The dangers of dead helium balloons

I felt so sorry for John Davison, now close to, no, past retirement he says, when he popped up on the BBC’s evening programme Look North, yesterday evening, to chat about the loss of his 15 month old calf due to an ingestion of a deflated helium balloon and its string. As he related in the Look North piece, the string had got stuck in the calf’s mouth, so that the balloon itself could not travel further through the calf’s digestive system, and it died what must have been a painful death. With an uninsured loss to the farm business of well over £1000, the helium balloon had caused a significant dent in John’s livelihood.

John used to be the point man for booking Allendale Village Hall, always promptly right after the event was over, for the next year’s Farmers’ Ball. And then he helped his son Stuart of The Cart’s Bog, in any of a number of receptions featuring the big stainless steel hog-roasting oven. Always quiet and unassuming, I understood that John is really a farmer’s farmer.

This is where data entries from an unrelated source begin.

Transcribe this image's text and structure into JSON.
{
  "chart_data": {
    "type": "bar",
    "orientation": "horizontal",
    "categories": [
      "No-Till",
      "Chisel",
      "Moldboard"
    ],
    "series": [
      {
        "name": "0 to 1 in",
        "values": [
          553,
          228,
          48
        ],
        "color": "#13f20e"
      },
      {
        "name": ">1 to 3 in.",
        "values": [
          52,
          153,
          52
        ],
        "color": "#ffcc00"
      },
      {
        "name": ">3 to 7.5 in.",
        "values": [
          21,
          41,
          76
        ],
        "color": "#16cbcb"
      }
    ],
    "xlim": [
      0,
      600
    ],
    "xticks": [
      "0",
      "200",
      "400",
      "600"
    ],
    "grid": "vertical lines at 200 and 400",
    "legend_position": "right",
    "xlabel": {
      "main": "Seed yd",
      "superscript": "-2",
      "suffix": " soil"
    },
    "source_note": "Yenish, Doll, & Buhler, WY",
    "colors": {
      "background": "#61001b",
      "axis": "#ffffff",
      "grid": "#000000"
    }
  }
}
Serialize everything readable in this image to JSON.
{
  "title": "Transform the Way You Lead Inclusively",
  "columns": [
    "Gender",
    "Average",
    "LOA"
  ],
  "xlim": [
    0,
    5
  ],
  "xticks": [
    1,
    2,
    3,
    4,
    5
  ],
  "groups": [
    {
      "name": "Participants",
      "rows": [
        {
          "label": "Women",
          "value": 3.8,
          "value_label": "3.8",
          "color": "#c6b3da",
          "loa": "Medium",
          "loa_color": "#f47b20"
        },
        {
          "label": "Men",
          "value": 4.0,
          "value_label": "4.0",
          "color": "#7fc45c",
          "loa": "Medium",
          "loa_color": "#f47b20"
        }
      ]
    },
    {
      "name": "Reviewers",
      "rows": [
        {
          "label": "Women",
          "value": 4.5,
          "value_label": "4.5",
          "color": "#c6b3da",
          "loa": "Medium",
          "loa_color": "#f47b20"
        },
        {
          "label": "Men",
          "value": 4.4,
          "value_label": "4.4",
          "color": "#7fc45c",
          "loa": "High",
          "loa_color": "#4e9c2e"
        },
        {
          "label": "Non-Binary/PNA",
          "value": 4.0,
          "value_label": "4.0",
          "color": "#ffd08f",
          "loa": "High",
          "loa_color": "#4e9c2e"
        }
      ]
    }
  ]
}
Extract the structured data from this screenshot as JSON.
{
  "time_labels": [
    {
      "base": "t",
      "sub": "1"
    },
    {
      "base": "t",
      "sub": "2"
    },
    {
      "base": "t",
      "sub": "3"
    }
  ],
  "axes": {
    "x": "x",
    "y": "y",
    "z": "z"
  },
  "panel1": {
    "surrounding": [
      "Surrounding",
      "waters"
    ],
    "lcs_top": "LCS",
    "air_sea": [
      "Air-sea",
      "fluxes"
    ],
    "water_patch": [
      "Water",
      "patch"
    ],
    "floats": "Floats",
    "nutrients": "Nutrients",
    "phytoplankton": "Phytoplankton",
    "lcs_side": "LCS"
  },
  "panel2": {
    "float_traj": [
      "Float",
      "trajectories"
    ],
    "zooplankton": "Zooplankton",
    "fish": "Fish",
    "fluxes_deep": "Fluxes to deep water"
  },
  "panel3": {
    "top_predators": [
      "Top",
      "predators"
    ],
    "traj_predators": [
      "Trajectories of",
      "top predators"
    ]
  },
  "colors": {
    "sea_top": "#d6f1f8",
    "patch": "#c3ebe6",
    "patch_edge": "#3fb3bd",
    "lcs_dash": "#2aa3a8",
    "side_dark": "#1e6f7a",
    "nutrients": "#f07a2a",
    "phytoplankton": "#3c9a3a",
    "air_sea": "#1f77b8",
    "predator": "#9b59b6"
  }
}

I was delighted to read, in the Courant, of John’s prize flock of Bleu de Maine sheep, and of his past presidency of the Bleu de Maine society.

A flock of Bleu de Maine sheep, ewes and lambs

There are so many farming stories, about these parts, but whenever local farmers get together, a good part of those stories would have to include some of John Davison’s life history. Even such a sad story as the premature and inhumane demise of a healthy calf due to negligence at a party far away.

Though the release of helium balloons has often been a feature of many social gatherings in the relatively recent past (I confess I’ve participated in the occasional group launch myself, back in the days when everyone thought the practice was innocuous), now especially that the scourge of plastic is overwhelming the planet, surely we owe it to the farming community to be careful to avoid releasing these plastic timebombs outdoors, and to devise other awe-inspiring, but safe and environmentally-friendly practices to lift a pleasant gathering.

1 Comment

  1. Sooo sad, the balloons should now be banned. One death of an animal should be enough evidence to call it a day, go back to candles on a cake, a slap on the back! Very sad — no animal deserves the fate it would have suffered….. don’t blame the party goers, they wouldn’t have known where the balloons would end up, but now the potential doom has been seen, it’s time to stop.